War nicht unser Papiergeld ursprünglich auch ein Schuldschein für den Besitz von Gold? Entstand es nicht ebenfalls, weil das ständige Herumtragen von Gold zu umständlich und gefährlich wurde? Geschieht mit dem digitalen Gold, wie der Bitcoin auch genannt wird, nun etwas Ähnliches wie mit dem physischen Gold im 14. Jahrhundert in Italien, wo das Giral- bzw. Schuldgeld seinen Anfang nahm?

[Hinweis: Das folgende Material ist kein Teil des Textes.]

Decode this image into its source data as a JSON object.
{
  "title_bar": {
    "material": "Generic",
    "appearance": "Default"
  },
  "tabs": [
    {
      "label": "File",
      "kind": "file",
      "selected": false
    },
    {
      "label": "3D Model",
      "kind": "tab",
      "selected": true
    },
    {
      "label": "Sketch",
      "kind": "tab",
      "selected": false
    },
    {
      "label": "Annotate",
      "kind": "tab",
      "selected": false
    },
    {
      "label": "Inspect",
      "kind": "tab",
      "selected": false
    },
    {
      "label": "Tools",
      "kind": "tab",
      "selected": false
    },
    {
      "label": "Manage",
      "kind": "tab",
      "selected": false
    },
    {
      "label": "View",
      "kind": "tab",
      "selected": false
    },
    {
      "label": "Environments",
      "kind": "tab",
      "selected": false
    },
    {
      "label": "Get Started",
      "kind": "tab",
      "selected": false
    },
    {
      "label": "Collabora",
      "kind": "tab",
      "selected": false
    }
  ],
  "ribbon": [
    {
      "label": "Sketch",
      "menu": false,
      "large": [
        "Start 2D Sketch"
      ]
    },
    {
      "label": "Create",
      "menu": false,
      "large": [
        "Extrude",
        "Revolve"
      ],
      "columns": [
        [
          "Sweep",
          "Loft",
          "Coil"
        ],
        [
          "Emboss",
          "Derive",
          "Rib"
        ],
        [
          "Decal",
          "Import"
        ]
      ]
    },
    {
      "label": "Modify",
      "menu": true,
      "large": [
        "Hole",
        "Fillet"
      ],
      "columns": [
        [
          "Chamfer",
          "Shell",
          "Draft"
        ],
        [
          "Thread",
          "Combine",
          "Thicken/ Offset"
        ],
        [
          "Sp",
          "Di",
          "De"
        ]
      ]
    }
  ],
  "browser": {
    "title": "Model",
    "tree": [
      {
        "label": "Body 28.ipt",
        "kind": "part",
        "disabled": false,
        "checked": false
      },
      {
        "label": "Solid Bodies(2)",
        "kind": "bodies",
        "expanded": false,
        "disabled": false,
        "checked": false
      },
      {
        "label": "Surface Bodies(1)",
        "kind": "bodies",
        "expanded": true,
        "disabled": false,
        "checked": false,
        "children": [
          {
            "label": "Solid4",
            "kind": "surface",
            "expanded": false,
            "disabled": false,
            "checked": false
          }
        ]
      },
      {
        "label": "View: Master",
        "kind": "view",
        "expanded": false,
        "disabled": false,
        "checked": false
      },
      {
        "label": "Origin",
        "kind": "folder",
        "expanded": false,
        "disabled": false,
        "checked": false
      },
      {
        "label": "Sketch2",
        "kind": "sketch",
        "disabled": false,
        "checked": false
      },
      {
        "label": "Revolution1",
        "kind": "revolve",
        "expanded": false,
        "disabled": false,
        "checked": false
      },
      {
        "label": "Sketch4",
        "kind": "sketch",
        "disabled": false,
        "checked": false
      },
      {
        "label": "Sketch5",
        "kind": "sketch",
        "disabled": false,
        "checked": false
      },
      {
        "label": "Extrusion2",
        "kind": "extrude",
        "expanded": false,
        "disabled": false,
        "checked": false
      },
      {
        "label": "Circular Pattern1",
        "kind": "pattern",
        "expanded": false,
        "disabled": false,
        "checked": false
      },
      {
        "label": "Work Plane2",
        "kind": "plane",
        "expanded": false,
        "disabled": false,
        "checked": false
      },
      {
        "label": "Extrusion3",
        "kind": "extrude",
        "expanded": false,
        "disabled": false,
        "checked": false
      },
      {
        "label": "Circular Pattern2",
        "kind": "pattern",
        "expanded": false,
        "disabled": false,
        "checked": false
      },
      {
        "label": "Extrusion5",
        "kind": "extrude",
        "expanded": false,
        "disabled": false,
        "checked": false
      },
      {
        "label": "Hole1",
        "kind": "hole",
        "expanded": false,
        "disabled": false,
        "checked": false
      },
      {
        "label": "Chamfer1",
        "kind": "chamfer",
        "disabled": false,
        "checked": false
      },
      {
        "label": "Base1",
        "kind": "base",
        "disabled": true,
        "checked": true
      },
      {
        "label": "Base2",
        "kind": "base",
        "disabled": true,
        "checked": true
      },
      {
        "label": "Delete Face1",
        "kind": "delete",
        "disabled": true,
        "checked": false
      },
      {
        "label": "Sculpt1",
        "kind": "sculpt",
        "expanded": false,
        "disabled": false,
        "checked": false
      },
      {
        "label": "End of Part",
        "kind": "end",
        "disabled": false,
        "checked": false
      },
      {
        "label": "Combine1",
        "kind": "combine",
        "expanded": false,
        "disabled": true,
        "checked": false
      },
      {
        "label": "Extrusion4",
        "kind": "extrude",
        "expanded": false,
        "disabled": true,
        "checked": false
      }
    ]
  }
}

Das Lightning Network existiert bereits und findet derzeit immer mehr Nutzer – verglichen mit den klassischen Bitcoin-Nutzern, deren Transaktionen über die Blockchain laufen, sind dies jedoch noch verhältnismäßig wenig. Lassen Sie uns das Experiment dennoch etwas weiterspinnen und so tun, als würde „Lightning“ bereits in unserem Alltag Verwendung finden. Wenn Sie für jede einzelne Person, mit der Sie handeln, einen Extra-Kanal anlegen und hierfür Bitcoins hinterlegen müssten, würden Sie vor lauter Zahlungskanälen vermutlich schnell den Überblick verlieren. Sie könnten jedoch auch mit mehreren Leuten einen größeren, gemeinsamen Kanal anlegen – was voraussichtlich dazu führen würde, dass immer größere Zahlungskanäle entstünden. Diese könnten Sie wiederum mit zentralen Knotenpunkten verbinden. Letztlich sind solche Lightning-Hubs – derzeit existieren sie noch nicht – ähnlich wie Internet-Router geplant: Es sollen Verteilerstellen werden, auf denen so viele Bitcoins hinterlegt sind, dass sie einen riesigen Zahlungskanal für die gesamte Umgebung anbieten könnten. Die Hubs würden somit als Mittelsmänner dienen und ähnlich einer Bank Ihre Bitcoin-Schuldscheine von A nach B schicken.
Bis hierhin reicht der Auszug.